Your chronology and narrative construction are not orthodox either. The storyline reaches a description of the trial (in 1893) in chapter 15. Yet in chapters 16 and 17 it jumps back to the days immediately after the murders in 1892. How did you go about determining the order in which you’d narrate events and which characters would be best to do the narrating?
Ooooh, that was a long process to figure out. Some of it was organic. For example, I always knew how the book would start and finish. Those images are meant to be a loop, of sorts. I knew while writing Lizzie that she’d always want to leave her narrative just as she was about to open up and reveal something. So I had to have another character come in and take over. This weaving in and out during the writing process essentially became the bones of the narrative structure. Being inside Lizzie’s head is a lot and if I needed a break I knew the reader would too.
I liked the idea that we would come back to a certain moment in someone’s narrative (often Lizzie’s) and a chunk of time would be missing and we wouldn’t really know what had happened. I am really into repetition and memory and think when these are used together you can do some interesting things with storytelling, particularly when you have a book that is character driven rather than plot driven. It can help keep things ‘interesting’. This element helped me figure out the structure too.
The bigger problems came later when I got rid of a narrator, introduced a new one or changed their motivations. That threw it off balance. I became confused (and often didn’t know the storyline I was up to in each narrative) so I had to structure the book into parts to keep track. (This remained for publication).
I also had rules for each narrator especially the Borden sisters: they are stuck in the past and for their narratives they would stay there no matter what. I’ve always been absolutely fascinated by the fact that Emma moved out of ‘Maplecroft’ in 1905 and never spoke to Lizzie again. We have no idea why this happened (but there are plenty of theories) but I really wanted to visit that aspect of their relationship in some way because it’s so important.
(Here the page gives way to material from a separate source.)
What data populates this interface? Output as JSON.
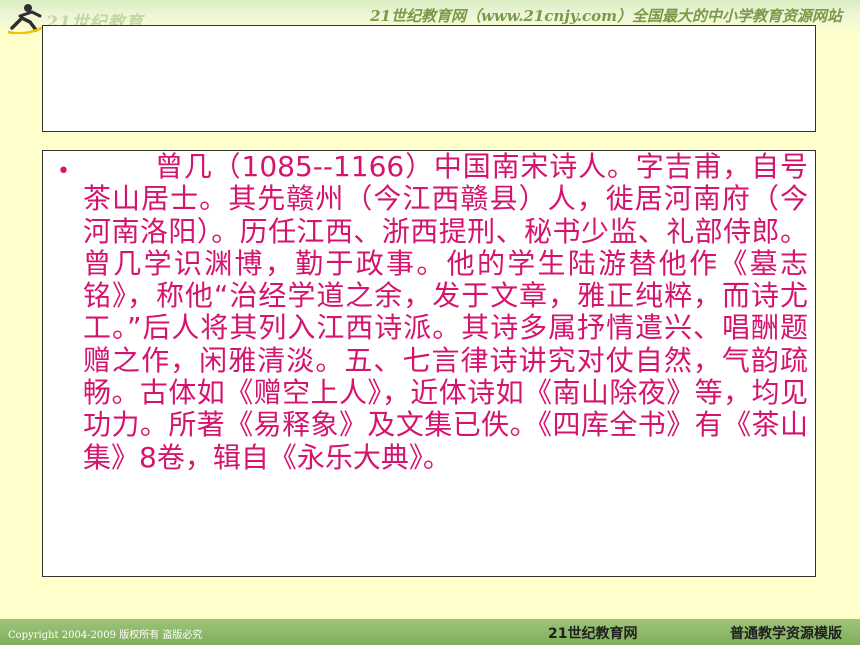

But I had no idea how to do this until I realised Benjamin was an obsessive and would stop at nothing to get what he thought was owed him. So that’s why he gives us the trial aspect and that’s how we glimpse ‘my theory’ as to why Emma leaves Lizzie in 1905.
I also like the idea of leaving things unfinished. In life, we don’t often get a satisfying ending or answer and particularly with this unsolved 125-year-old case we’re never going to know what happened. That allowed a certain freedom to be ambiguous as to how the narratives would end. After all, who am I to solve the case?
Thanks for your detailed responses, Sarah.